Muthana has petitioned the federal government for permission to enter the United States from Syria, claiming it's her right as a U.S. citizen to return home. That request was denied, apparently on the personal order of Trump.
"I have instructed Secretary of State Mike Pompeo, and he fully agrees, not to allow Hoda Muthana back into the Country!" tweeted Trump.
Trump's order came after Pompeo on Wednesday said Muthana is "not a U.S. citizen and will not be admitted into the United States."
Muthana, 24, joined ISIS in Syria in 2014 and is now pleading to be allowed to return to the U.S. She has an 18-month old baby. Muthana had three husbands, all ISIS fighters, who were killed on the battlefield.
Although her lawyer claims Muthana is a U.S. citizen by virtue of her birth in New Jersey in 1994, the fact her father was a Yemini diplomat to the U.S. at the time seems to negate the "jus soli" or the birthright citizenship principle of nationality law. U.S. law exempts children of diplomats from this principle.
Pompeo and the State Department, however, didn't explain its basis for declaring that Muthana isn't a U.S. citizen. One of Muthana's lawyers, Hassan Shibly, believes this is because her father was a diplomat at the time of her birth. Babies of diplomats don't get citizenship like other babies born in the U.S.

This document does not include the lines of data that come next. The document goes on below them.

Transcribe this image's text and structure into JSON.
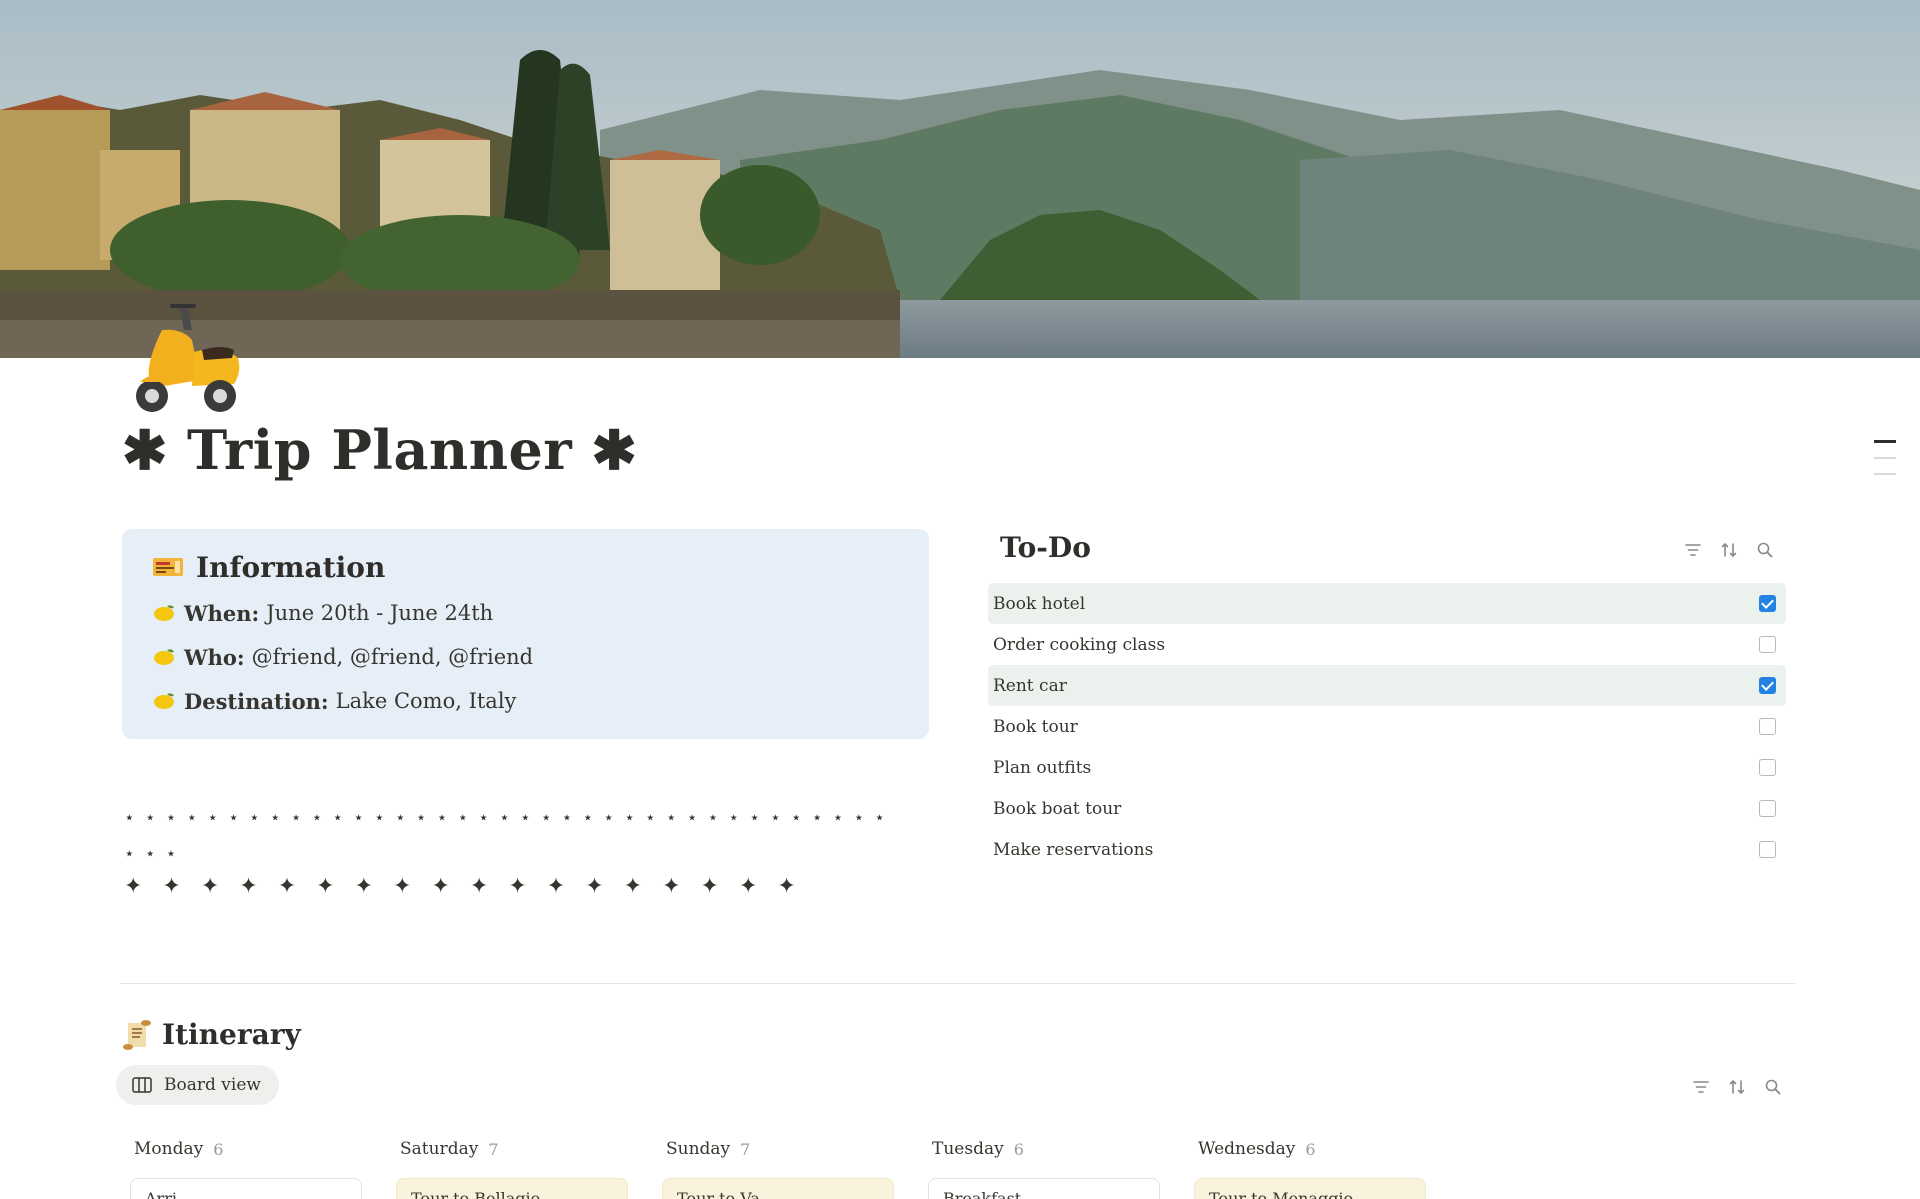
{
  "page": {
    "title": "✱ Trip Planner ✱",
    "icon": "scooter-icon"
  },
  "information": {
    "heading": "Information",
    "heading_icon": "ticket-icon",
    "rows": [
      {
        "label": "When:",
        "value": "June 20th - June 24th"
      },
      {
        "label": "Who:",
        "value": "@friend, @friend, @friend"
      },
      {
        "label": "Destination:",
        "value": "Lake Como, Italy"
      }
    ],
    "row_icon": "lemon-icon",
    "bg_color": "#e6eff8"
  },
  "decor": {
    "small_stars": "⋆⋆⋆⋆⋆⋆⋆⋆⋆⋆⋆⋆⋆⋆⋆⋆⋆⋆⋆⋆⋆⋆⋆⋆⋆⋆⋆⋆⋆⋆⋆⋆⋆⋆⋆⋆⋆⋆⋆⋆",
    "big_stars": "✦✦✦✦✦✦✦✦✦✦✦✦✦✦✦✦✦✦"
  },
  "todo": {
    "title": "To-Do",
    "items": [
      {
        "label": "Book hotel",
        "done": true
      },
      {
        "label": "Order cooking class",
        "done": false
      },
      {
        "label": "Rent car",
        "done": true
      },
      {
        "label": "Book tour",
        "done": false
      },
      {
        "label": "Plan outfits",
        "done": false
      },
      {
        "label": "Book boat tour",
        "done": false
      },
      {
        "label": "Make reservations",
        "done": false
      }
    ],
    "checked_color": "#2383e2",
    "done_row_color": "#ebf1ed"
  },
  "itinerary": {
    "title": "Itinerary",
    "title_icon": "scroll-icon",
    "view_label": "Board view",
    "columns": [
      {
        "name": "Monday",
        "count": "6",
        "card": "Arri",
        "card_style": "white"
      },
      {
        "name": "Saturday",
        "count": "7",
        "card": "Tour to Bellagio",
        "card_style": "yellow"
      },
      {
        "name": "Sunday",
        "count": "7",
        "card": "Tour to Va",
        "card_style": "yellow"
      },
      {
        "name": "Tuesday",
        "count": "6",
        "card": "Breakfast",
        "card_style": "white"
      },
      {
        "name": "Wednesday",
        "count": "6",
        "card": "Tour to Menaggio",
        "card_style": "yellow"
      }
    ]
  },
  "toolbar_icons": [
    "filter-icon",
    "sort-icon",
    "search-icon"
  ]
}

Shibly claims Muthana's father stopped working as a diplomat months before she was born in Hackensack, New Jersey on Oct. 28, 1994. He provided evidence such as a photo of Muthana's birth certificate.
Another is a letter from the United States Mission to the United Nations dated Oct. 14, 2004 stating that Muthana's father, Ahemed Ali Muthana, was a diplomat for Yemen from Oct. 15, 1990 to Sept. 1, 1994. Muthana's father also provided a letter showing he had been discharged as a diplomat.
After Muthana joined the murderous terror group, she tweeted she was going to burn her passport. She also incited American jihadis to commit massacres in the U.S. The State Department then sent her family a letter saying her passport had been revoked.
The government's case for denying Muthana her citizenship based only on Trump's order stands on shaky legal ground.
"It is completely possible that there is a factual and legal dispute to be resolved here. But that can't just be resolved by the president's dictate," said Stephen Vladeck, a professor at the University of Texas School of , who specializes in constitutional and national security law.
"There's supposed to be process. If she applies for passport and is rejected, she's entitled to challenge that. If the government claims she's not a citizen, she's entitled to challenge that. If the government concedes she's a citizen but wants to revoke that, there's a process for that."
"No matter what the right answer, it's supposed to come at the end of a process that's not clear to me has taken place at all."